= 2024 Alabama elections =

General election in Alabama during November 2024

A general election was held in the U.S. state of Alabama on November 5, 2024. The primary elections for all offices was held on March 5, 2024. The deadline to register to vote was October 21, 2024.

==Ballot measures==
Two statewide ballot measures appeared on the ballot in Alabama: one in March and one in November. The first measure was narrowly defeated while the second one was approved overwhelmingly.

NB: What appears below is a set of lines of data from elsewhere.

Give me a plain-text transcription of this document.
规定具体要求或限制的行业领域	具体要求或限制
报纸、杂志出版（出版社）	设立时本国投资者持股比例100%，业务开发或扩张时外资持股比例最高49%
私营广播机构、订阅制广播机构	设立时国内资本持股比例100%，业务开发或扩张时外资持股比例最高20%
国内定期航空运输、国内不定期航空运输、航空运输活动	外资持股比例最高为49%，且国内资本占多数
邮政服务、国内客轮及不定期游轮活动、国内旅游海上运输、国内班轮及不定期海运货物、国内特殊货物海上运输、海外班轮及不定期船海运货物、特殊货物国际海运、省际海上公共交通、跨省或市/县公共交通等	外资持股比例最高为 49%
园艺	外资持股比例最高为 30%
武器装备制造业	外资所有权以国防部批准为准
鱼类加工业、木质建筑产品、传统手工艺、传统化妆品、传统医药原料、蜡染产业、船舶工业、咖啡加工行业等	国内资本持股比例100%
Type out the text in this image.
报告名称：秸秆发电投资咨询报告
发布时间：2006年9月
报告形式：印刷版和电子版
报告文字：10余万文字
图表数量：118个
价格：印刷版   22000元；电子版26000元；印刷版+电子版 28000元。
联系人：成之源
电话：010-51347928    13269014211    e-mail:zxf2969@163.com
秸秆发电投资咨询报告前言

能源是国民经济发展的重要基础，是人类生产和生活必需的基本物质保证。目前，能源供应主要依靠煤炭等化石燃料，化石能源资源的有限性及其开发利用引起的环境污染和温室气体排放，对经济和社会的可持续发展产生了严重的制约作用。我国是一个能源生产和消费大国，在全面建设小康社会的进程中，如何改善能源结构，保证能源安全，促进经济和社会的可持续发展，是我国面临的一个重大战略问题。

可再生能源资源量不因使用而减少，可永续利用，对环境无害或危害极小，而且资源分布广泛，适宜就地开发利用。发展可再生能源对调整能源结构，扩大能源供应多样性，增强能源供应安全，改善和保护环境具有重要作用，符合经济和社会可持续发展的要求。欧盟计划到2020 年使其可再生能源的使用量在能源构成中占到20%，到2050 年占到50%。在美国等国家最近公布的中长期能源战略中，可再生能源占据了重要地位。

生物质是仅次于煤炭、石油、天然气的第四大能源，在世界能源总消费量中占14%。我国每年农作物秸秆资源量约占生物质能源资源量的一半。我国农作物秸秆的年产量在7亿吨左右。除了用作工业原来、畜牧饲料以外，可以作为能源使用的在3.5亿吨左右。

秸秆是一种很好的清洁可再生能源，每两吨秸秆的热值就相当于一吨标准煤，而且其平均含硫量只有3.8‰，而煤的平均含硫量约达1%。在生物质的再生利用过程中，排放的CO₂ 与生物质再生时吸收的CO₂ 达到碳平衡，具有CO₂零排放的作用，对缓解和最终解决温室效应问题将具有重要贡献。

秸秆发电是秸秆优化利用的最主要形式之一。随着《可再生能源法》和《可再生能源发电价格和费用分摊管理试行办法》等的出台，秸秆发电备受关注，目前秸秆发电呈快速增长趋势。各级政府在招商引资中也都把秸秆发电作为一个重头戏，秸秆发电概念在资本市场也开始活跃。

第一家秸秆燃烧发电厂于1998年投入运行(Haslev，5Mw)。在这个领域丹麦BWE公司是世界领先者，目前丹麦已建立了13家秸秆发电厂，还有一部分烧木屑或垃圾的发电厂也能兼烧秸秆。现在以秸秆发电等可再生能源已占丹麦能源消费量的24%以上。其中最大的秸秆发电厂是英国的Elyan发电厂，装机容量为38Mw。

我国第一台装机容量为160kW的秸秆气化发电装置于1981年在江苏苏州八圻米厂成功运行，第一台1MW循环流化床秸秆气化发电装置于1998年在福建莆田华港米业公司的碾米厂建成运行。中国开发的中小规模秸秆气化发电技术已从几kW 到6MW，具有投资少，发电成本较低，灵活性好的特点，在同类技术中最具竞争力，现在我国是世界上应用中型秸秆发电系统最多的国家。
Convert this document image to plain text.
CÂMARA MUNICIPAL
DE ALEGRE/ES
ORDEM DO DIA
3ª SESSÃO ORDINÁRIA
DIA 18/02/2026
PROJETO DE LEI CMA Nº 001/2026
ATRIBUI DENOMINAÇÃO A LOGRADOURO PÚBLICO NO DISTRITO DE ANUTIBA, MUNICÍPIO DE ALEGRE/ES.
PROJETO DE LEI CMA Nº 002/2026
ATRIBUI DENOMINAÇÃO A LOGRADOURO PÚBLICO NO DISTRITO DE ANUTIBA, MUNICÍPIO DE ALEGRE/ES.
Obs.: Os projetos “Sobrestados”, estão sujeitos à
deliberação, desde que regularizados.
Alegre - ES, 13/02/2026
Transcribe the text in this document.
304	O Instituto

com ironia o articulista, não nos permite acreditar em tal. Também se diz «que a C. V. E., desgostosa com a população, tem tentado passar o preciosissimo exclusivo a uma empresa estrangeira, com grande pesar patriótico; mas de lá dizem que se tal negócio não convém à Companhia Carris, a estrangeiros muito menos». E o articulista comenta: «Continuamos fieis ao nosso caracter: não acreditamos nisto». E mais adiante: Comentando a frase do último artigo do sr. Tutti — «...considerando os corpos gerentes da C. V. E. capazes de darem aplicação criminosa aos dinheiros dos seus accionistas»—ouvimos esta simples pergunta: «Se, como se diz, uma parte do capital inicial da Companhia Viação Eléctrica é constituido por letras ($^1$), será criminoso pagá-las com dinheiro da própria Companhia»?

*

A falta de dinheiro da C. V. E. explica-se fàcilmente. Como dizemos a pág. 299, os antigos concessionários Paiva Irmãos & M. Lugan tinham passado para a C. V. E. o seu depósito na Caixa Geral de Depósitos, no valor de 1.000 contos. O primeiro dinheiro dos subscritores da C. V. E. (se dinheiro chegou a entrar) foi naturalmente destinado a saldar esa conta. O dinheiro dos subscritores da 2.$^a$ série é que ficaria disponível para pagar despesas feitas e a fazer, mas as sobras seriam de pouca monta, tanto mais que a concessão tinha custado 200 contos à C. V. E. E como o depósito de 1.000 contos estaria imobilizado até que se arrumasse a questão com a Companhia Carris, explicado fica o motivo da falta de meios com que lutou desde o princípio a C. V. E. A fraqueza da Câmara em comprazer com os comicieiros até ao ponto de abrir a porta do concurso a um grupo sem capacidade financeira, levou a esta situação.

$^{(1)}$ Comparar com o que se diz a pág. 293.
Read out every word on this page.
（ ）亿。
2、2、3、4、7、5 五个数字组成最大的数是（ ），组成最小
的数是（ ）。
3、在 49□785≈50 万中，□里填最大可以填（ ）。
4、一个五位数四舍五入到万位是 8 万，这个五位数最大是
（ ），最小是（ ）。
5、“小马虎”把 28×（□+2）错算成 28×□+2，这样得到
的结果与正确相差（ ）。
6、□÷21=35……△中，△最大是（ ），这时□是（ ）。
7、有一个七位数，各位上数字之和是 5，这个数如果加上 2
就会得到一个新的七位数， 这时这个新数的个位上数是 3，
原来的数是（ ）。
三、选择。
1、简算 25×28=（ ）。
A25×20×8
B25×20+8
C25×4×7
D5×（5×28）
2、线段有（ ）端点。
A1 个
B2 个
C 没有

===March 2024 Amendment===

Results by county

The Exempt Local Bills from Budget Isolation Resolution Amendment would exempt local laws or local constitutional amendments from the budget isolation resolution process.

Amendment 1 (March)
| Choice |  | Votes | % |
|---|---|---|---|
| For |  | 341,515 | 48.69 |
| Against |  | 359,850 | 51.31 |
| Total |  | 701,365 | 100.00 |

===November 2024 Amendment===

Results by county

The Allow Franklin County Board of Education to Manage, Sell, or Lease Land in the Franklin County School System Amendment would authorize the Franklin County Board of Education to manage, sell, or lease lands and natural resources within the Franklin County School System located in Walker and Fayette counties.

Amendment 1 (November)
| Choice |  | Votes | % |
|---|---|---|---|
| For |  | 1,159,794 | 74.37 |
| Against |  | 399,640 | 25.63 |
| Total |  | 1,559,434 | 100.00 |

==Local==
Local elections are held in each county to elect members of the local Boards of Education, county commissions, and circuit court positions.